Chapter 24
These new jeans are so tight they constrict the blood flow to the bottom half of my body, which I suppose is both a blessing and a curse. I'm so hard I could probably bust the zipper on the thing right open. On the other hand, with my circulation confined to my upper body, at least my brain will get enough oxygen to keep me from passing out in the middle of the club.
Gavin's obviously bigger than anyone I've ever danced with like this—if you can call what we're doing dancing—but there's something about the width of his shoulders and the way it narrows down to his hips that's so good it short-circuits my neural pathways. He feels more substantial in my arms and yet more delicate at the same time. The contrast makes my head spin and my knees weak.
My lips burn where they've scraped across his stubble and when I rub our cheeks together, the friction sends shivers shooting up my spine.
Gavin's just as hard as I am, his cock a thick bulge on my hip. Something hums deep inside me at that, at knowing I'm the cause of it, I'm the one he's hard for. It's something raw and primal and possessive. It's potent and powerful and all I want is to devour Gavin so I can get more.
I latch onto his neck, right above his pulse. His heart rate is surprisingly slow and steady against my tongue, somehow beating in time with the pulsing music around us. I move to its rhythm, losing myself in it, in Gavin. This man I've known my whole life and whom I'm discovering again for the first time.
One song bleeds seamlessly into the next and I don't recognize it, but it's obviously a crowd favorite.
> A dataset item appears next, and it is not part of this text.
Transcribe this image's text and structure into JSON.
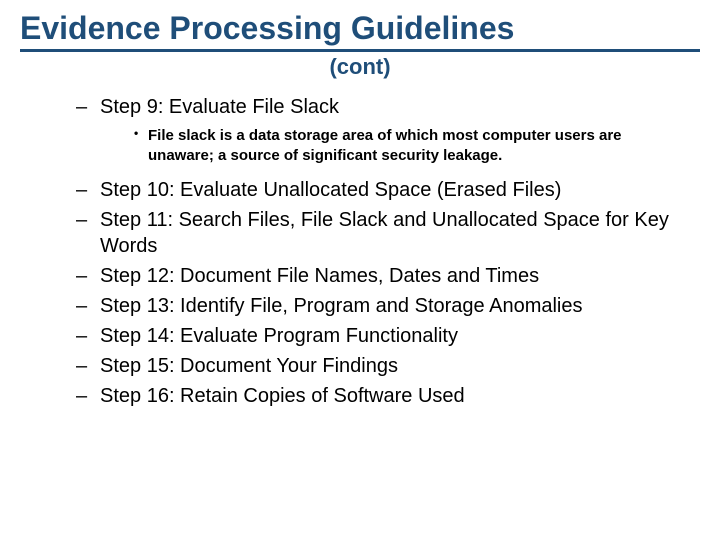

Everyone screams and throws their hands up, including Gavin, who smiles at me with more brightness and life than I've seen in him since I came up to New York.
"Oh my god, I love this song!" He shouts the lyrics at the top of his lungs, spinning around in a circle.
Colored disco lights shift over the planes of his face, across shoulders and chest enclosed in sheer, silky material. He's gorgeous like this. How come I've never seen it before?
I catch him when his back is to me and haul him against me again. Gavin doesn't hesitate to drop his head on my shoulder and wrap one arm around my neck. He slithers down my body, then up again, and goddamn, I feel like a fucking god.
"You're mine."
He gasps at my words, chest expanding under my palm, and he turns to tuck his face into the crook of my neck.
"You're mine."
He shudders and his blunt fingernails scrape across the back of my head.
My one arm is clamped possessively across his chest and I drag my other hand down his stomach to palm his cock. It throbs behind the soft leather of his pants. I sink my teeth into that spot where his neck meets his shoulder, into the muscle made tough from too many hours bent over a computer.
"You're mine."
And he comes, dick pulsing, body jerking, cum hot under my fingers, even through the leather fabric.
"Beau, Beau, oh god, Beau."
I take his mouth and drink down the way he says my name. Like it's a prayer, like it's hallowed and sacrosanct. No one else says it the way he does. No one ever has.
I love him. Of course I love him—he's my best friend. But I think I love him that other way too. Or at least I could. It doesn't feel like it's out of the realm of possibility. In fact, it feels like it's merely a matter of time.